Saturday, 23 April 2011

Bill Kidd - The Election Blog 2011



Bill Kidd is SNP Candidate for Glasgow Anniesland

Scotland and the Wider-World – should we know our place?

Too wee, too poor, too stupid. Is that how you see our country? Is that how we should bring up our children to think of themselves and their communities? It’s how the British Establishment, both north and south of the Border, depict us, like Alice through a concave mirror. Therefore it’s vital that we take every opportunity to promote Scotland’s right to participate in the wider-world through international organisations and on platforms of particular interest to us here.

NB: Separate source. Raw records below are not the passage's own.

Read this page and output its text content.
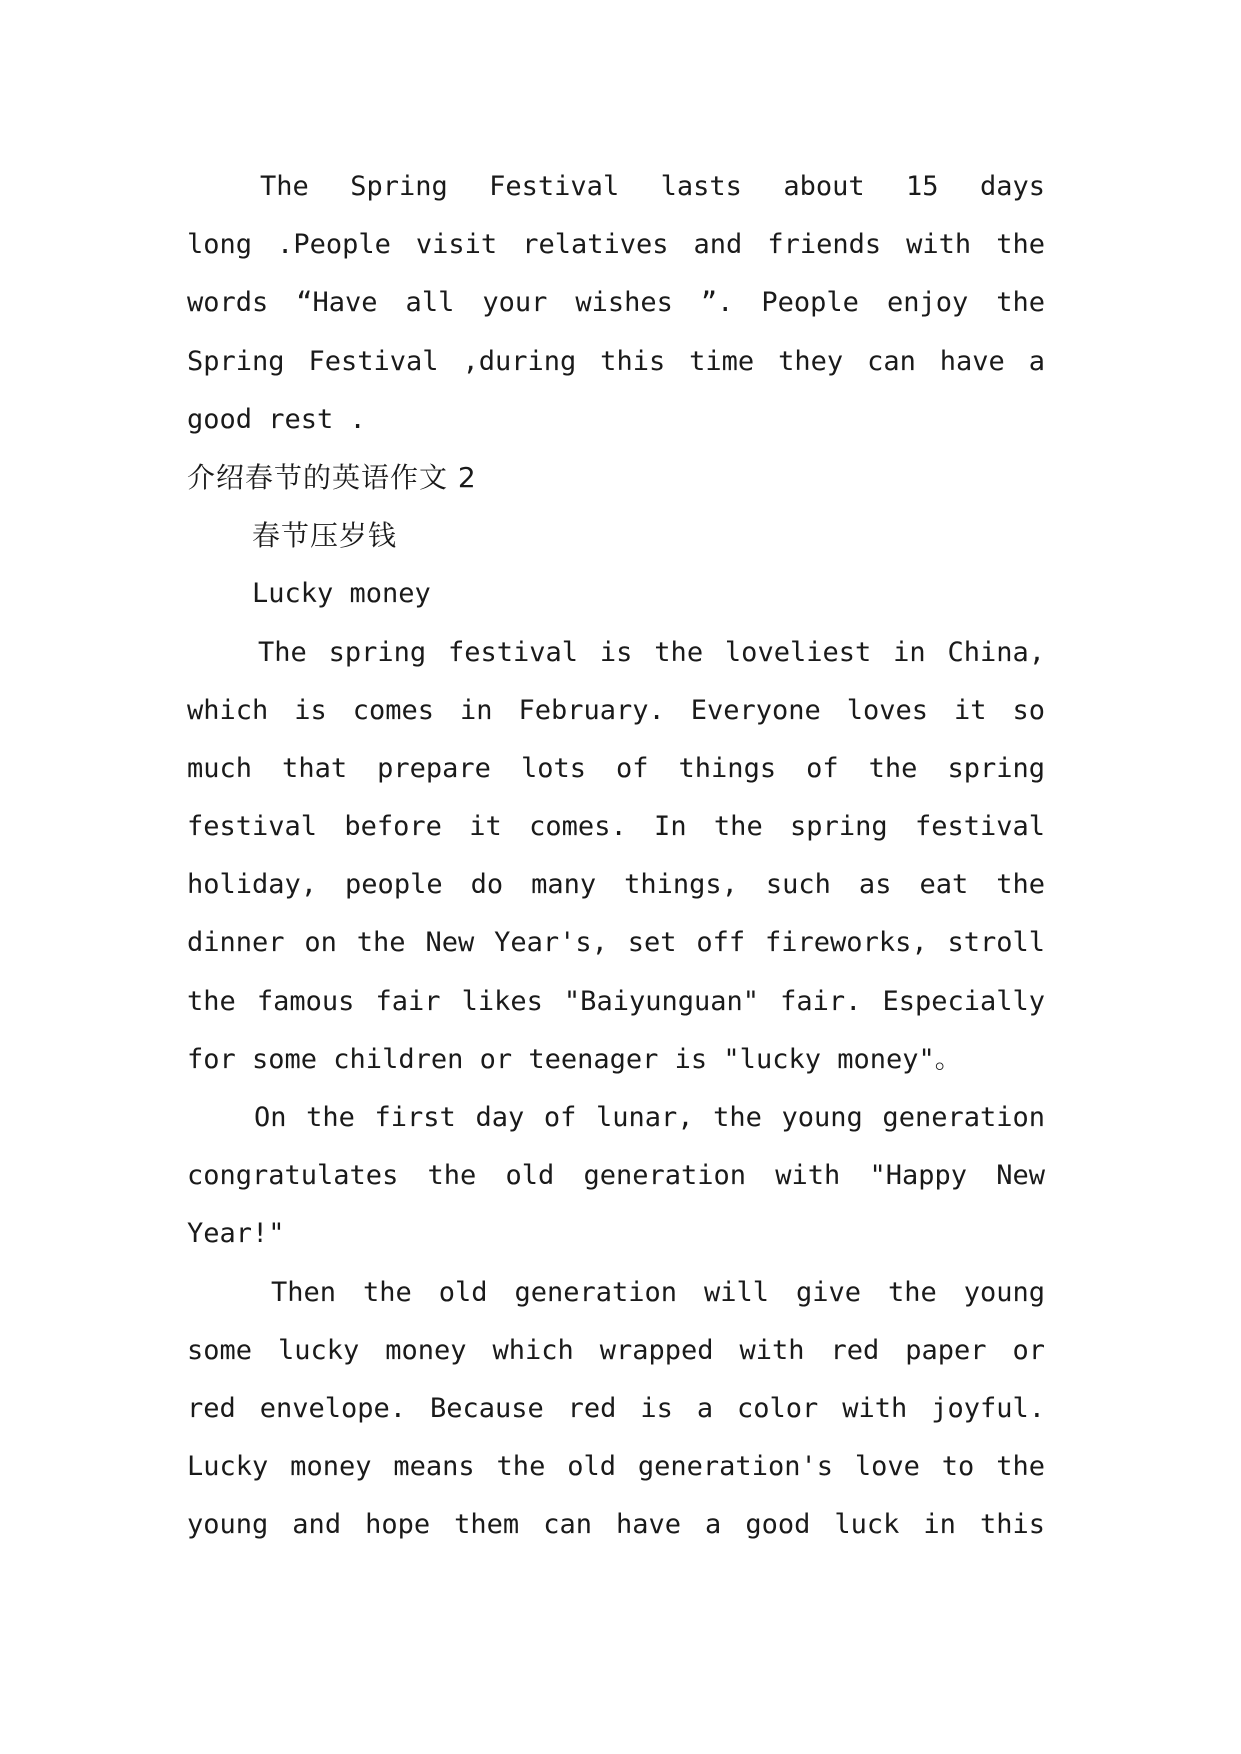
The Spring Festival lasts about 15 days
long .People visit relatives and friends with the
words “Have all your wishes ”. People enjoy the
Spring Festival ,during this time they can have a
good rest .
介绍春节的英语作文 2
春节压岁钱
Lucky money
The spring festival is the loveliest in China,
which is comes in February. Everyone loves it so
much that prepare lots of things of the spring
festival before it comes. In the spring festival
holiday, people do many things, such as eat the
dinner on the New Year's, set off fireworks, stroll
the famous fair likes "Baiyunguan" fair. Especially
for some children or teenager is "lucky money"。
On the first day of lunar, the young generation
congratulates the old generation with "Happy New
Year!"
Then the old generation will give the young
some lucky money which wrapped with red paper or
red envelope. Because red is a color with joyful.
Lucky money means the old generation's love to the
young and hope them can have a good luck in this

A couple of months after election to the Scottish Parliament in 2007 I joined PNND (Parliamentarians for Nuclear Non-proliferation and Disarmament) which operates in the parliaments of over 70 countries and has over 800 members. I am now the first Scot to sit on the 15 Member Global Council of PNND and this has afforded me the opportunity to speak at international gatherings at the UN on four separate occasions and a chance to question NATO politicians and diplomats on the future of Trident at Partnership for Peace in Geneva.

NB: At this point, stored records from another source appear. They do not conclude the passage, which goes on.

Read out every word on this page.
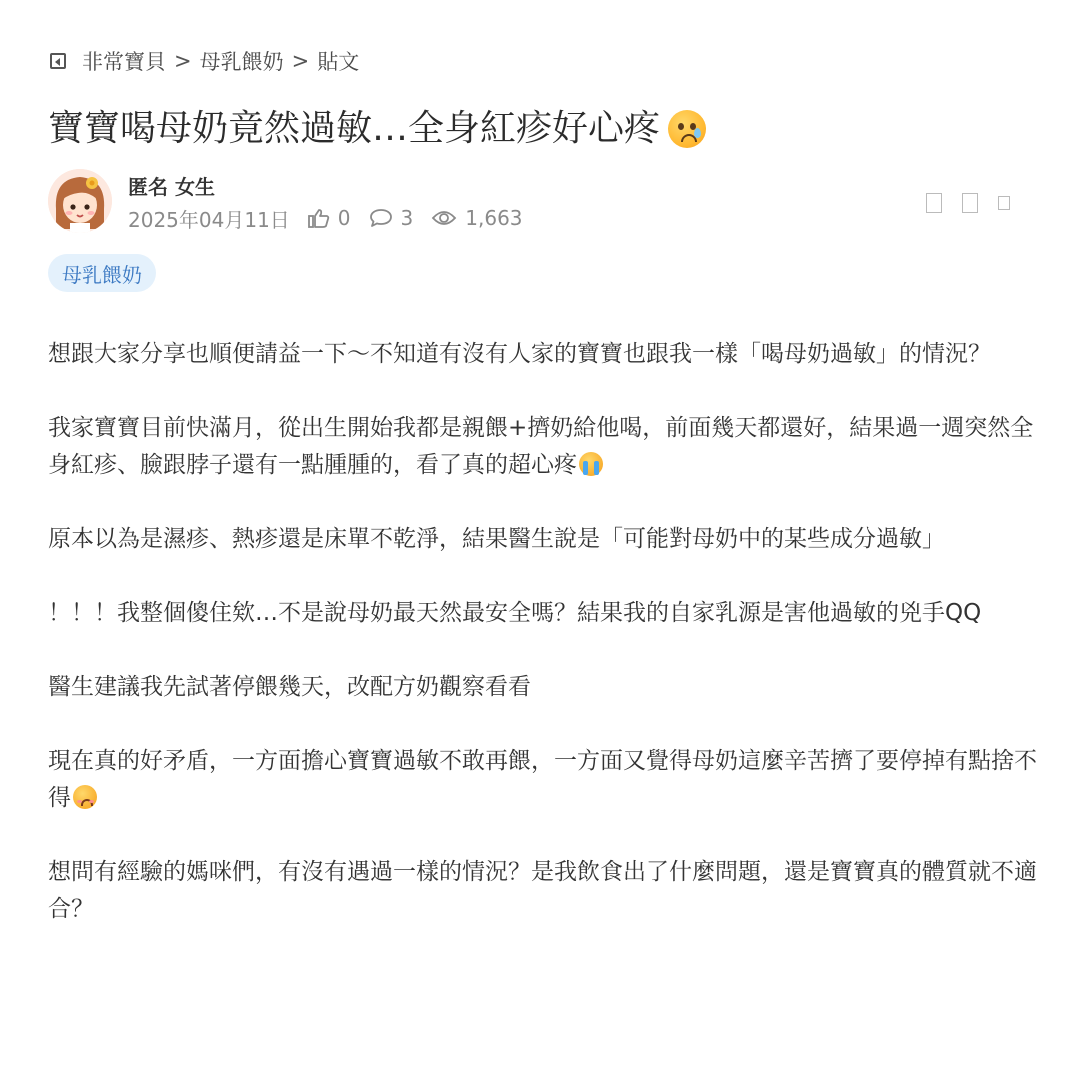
非常寶貝 > 母乳餵奶 > 貼文
寶寶喝母奶竟然過敏…全身紅疹好心疼
匿名 女生
2025年04月11日 0	3	1,663
母乳餵奶

想跟大家分享也順便請益一下～不知道有沒有人家的寶寶也跟我一樣「喝母奶過敏」的情況？

我家寶寶目前快滿月，從出生開始我都是親餵+擠奶給他喝，前面幾天都還好，結果過一週突然全身紅疹、臉跟脖子還有一點腫腫的，看了真的超心疼

原本以為是濕疹、熱疹還是床單不乾淨，結果醫生說是「可能對母奶中的某些成分過敏」

！！！我整個傻住欸…不是說母奶最天然最安全嗎？結果我的自家乳源是害他過敏的兇手QQ

醫生建議我先試著停餵幾天，改配方奶觀察看看

現在真的好矛盾，一方面擔心寶寶過敏不敢再餵，一方面又覺得母奶這麼辛苦擠了要停掉有點捨不得

想問有經驗的媽咪們，有沒有遇過一樣的情況？是我飲食出了什麼問題，還是寶寶真的體質就不適合？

Having been a member of a delegation which met with Ban-Ki Moon to discuss his Five-Point-Plan for a World Without Nuclear Weapons and had a personal interview with Ambassador Cabactulan, President of the NPT Review Conference 2010, it has been made abundantly clear to me that Scotland’s place in the world and our popular and parliamentary opposition to Trident is known and understood at the highest levels. We need to make this awareness known to the Scottish People in order that they can gain the self-confidence that comes from being taken seriously by high-profile people of integrity on the world-stage.

I have to say that not only is it unquestioned by politicians and diplomats from across the world that Scots should appear at conferences and speak on behalf of delegations at international convocations but, to be fair to them, it is also accepted by ambassador level staff of the British State and we should not be shy to make ourselves known in those circles. For example, H.E. John Duncan the U.K. Ambassador to the United Nations in Geneva is a career diplomat who hails from Rhu and a genuine gentleman, and although he is very precise in his promotion of Trident as a deterrent and of its use in multilateral negotiations he well understands my belief in unilateral nuclear disarmament but has still been very helpful in introductions to other attendees at nuclear disarmament conferences. If we take ourselves seriously then others will too.

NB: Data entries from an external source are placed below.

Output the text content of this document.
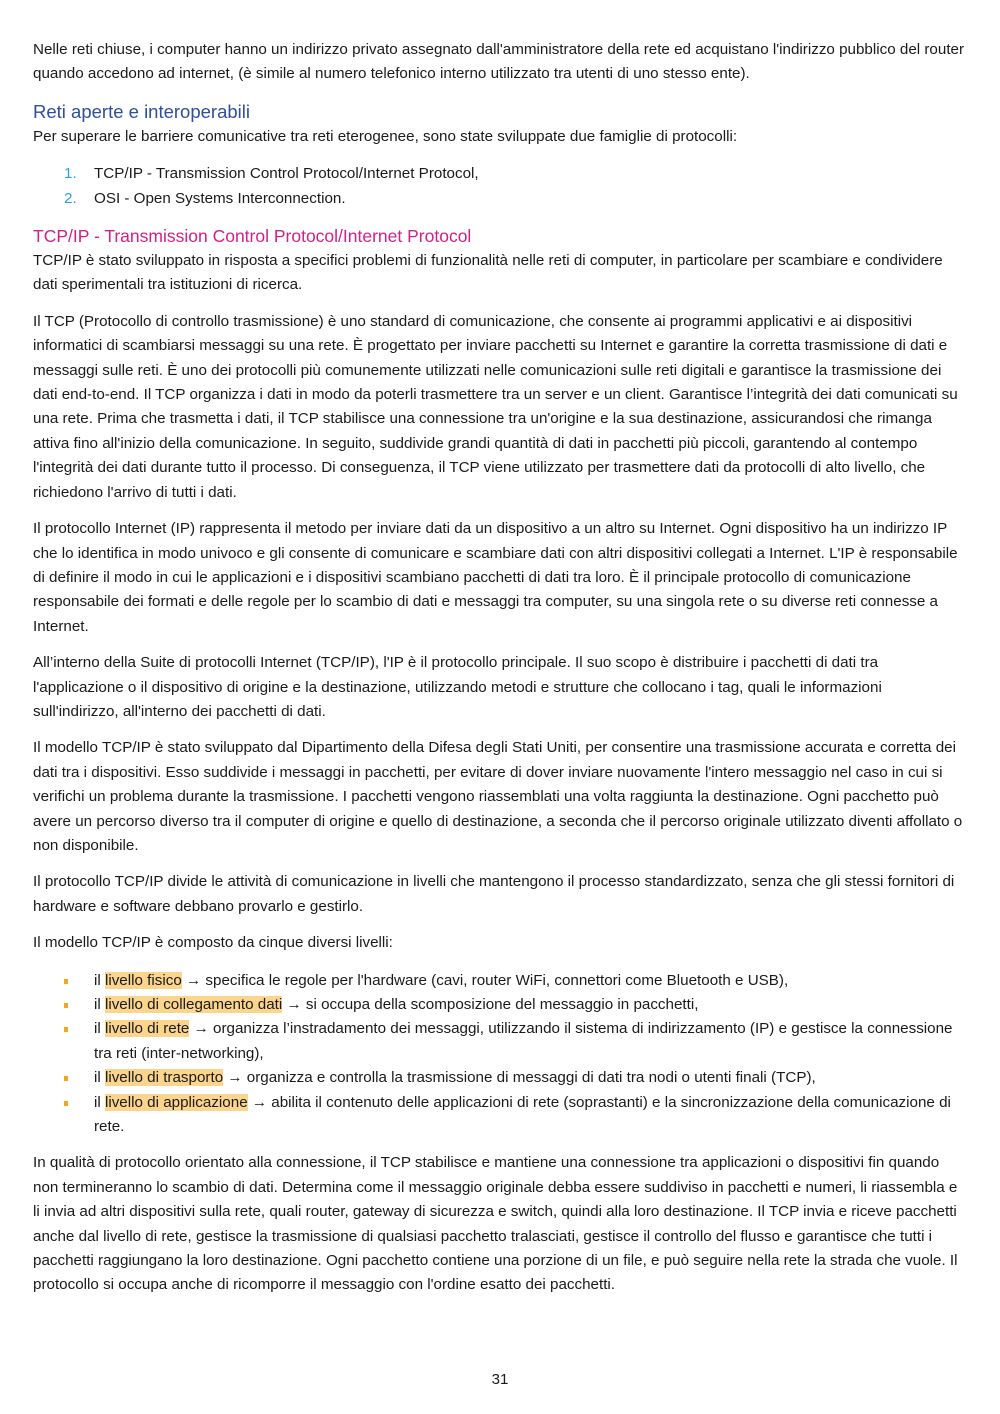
Nelle reti chiuse, i computer hanno un indirizzo privato assegnato dall'amministratore della rete ed acquistano l'indirizzo pubblico del router quando accedono ad internet, (è simile al numero telefonico interno utilizzato tra utenti di uno stesso ente).

Reti aperte e interoperabili

Per superare le barriere comunicative tra reti eterogenee, sono state sviluppate due famiglie di protocolli:

1. TCP/IP - Transmission Control Protocol/Internet Protocol,
2. OSI - Open Systems Interconnection.
TCP/IP - Transmission Control Protocol/Internet Protocol

TCP/IP è stato sviluppato in risposta a specifici problemi di funzionalità nelle reti di computer, in particolare per scambiare e condividere dati sperimentali tra istituzioni di ricerca.

Il TCP (Protocollo di controllo trasmissione) è uno standard di comunicazione, che consente ai programmi applicativi e ai dispositivi informatici di scambiarsi messaggi su una rete. È progettato per inviare pacchetti su Internet e garantire la corretta trasmissione di dati e messaggi sulle reti. È uno dei protocolli più comunemente utilizzati nelle comunicazioni sulle reti digitali e garantisce la trasmissione dei dati end-to-end. Il TCP organizza i dati in modo da poterli trasmettere tra un server e un client. Garantisce l’integrità dei dati comunicati su una rete. Prima che trasmetta i dati, il TCP stabilisce una connessione tra un'origine e la sua destinazione, assicurandosi che rimanga attiva fino all'inizio della comunicazione. In seguito, suddivide grandi quantità di dati in pacchetti più piccoli, garantendo al contempo l'integrità dei dati durante tutto il processo. Di conseguenza, il TCP viene utilizzato per trasmettere dati da protocolli di alto livello, che richiedono l'arrivo di tutti i dati.

Il protocollo Internet (IP) rappresenta il metodo per inviare dati da un dispositivo a un altro su Internet. Ogni dispositivo ha un indirizzo IP che lo identifica in modo univoco e gli consente di comunicare e scambiare dati con altri dispositivi collegati a Internet. L'IP è responsabile di definire il modo in cui le applicazioni e i dispositivi scambiano pacchetti di dati tra loro. È il principale protocollo di comunicazione responsabile dei formati e delle regole per lo scambio di dati e messaggi tra computer, su una singola rete o su diverse reti connesse a Internet.

All’interno della Suite di protocolli Internet (TCP/IP), l'IP è il protocollo principale. Il suo scopo è distribuire i pacchetti di dati tra l'applicazione o il dispositivo di origine e la destinazione, utilizzando metodi e strutture che collocano i tag, quali le informazioni sull'indirizzo, all'interno dei pacchetti di dati.

Il modello TCP/IP è stato sviluppato dal Dipartimento della Difesa degli Stati Uniti, per consentire una trasmissione accurata e corretta dei dati tra i dispositivi. Esso suddivide i messaggi in pacchetti, per evitare di dover inviare nuovamente l'intero messaggio nel caso in cui si verifichi un problema durante la trasmissione. I pacchetti vengono riassemblati una volta raggiunta la destinazione. Ogni pacchetto può avere un percorso diverso tra il computer di origine e quello di destinazione, a seconda che il percorso originale utilizzato diventi affollato o non disponibile.

Il protocollo TCP/IP divide le attività di comunicazione in livelli che mantengono il processo standardizzato, senza che gli stessi fornitori di hardware e software debbano provarlo e gestirlo.

Il modello TCP/IP è composto da cinque diversi livelli:

il livello fisico → specifica le regole per l'hardware (cavi, router WiFi, connettori come Bluetooth e USB),
il livello di collegamento dati → si occupa della scomposizione del messaggio in pacchetti,
il livello di rete → organizza l’instradamento dei messaggi, utilizzando il sistema di indirizzamento (IP) e gestisce la connessione tra reti (inter-networking),
il livello di trasporto → organizza e controlla la trasmissione di messaggi di dati tra nodi o utenti finali (TCP),
il livello di applicazione → abilita il contenuto delle applicazioni di rete (soprastanti) e la sincronizzazione della comunicazione di rete.

In qualità di protocollo orientato alla connessione, il TCP stabilisce e mantiene una connessione tra applicazioni o dispositivi fin quando non termineranno lo scambio di dati. Determina come il messaggio originale debba essere suddiviso in pacchetti e numeri, li riassembla e li invia ad altri dispositivi sulla rete, quali router, gateway di sicurezza e switch, quindi alla loro destinazione. Il TCP invia e riceve pacchetti anche dal livello di rete, gestisce la trasmissione di qualsiasi pacchetto tralasciati, gestisce il controllo del flusso e garantisce che tutti i pacchetti raggiungano la loro destinazione. Ogni pacchetto contiene una porzione di un file, e può seguire nella rete la strada che vuole. Il protocollo si occupa anche di ricomporre il messaggio con l'ordine esatto dei pacchetti.

31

Scotland needs the full powers of a sovereign nation over defence and foreign affairs and to take our place on the world-stage in the promotion of nuclear non-proliferation and disarmament as well as in peace-keeping and serving as an honest broker in international disputes. Until that approaching day arrives we must as a matter of importance promote our nation as one which has something to say and to contribute on the matters of state which affect all existing members of the United Nations and the peoples of the world.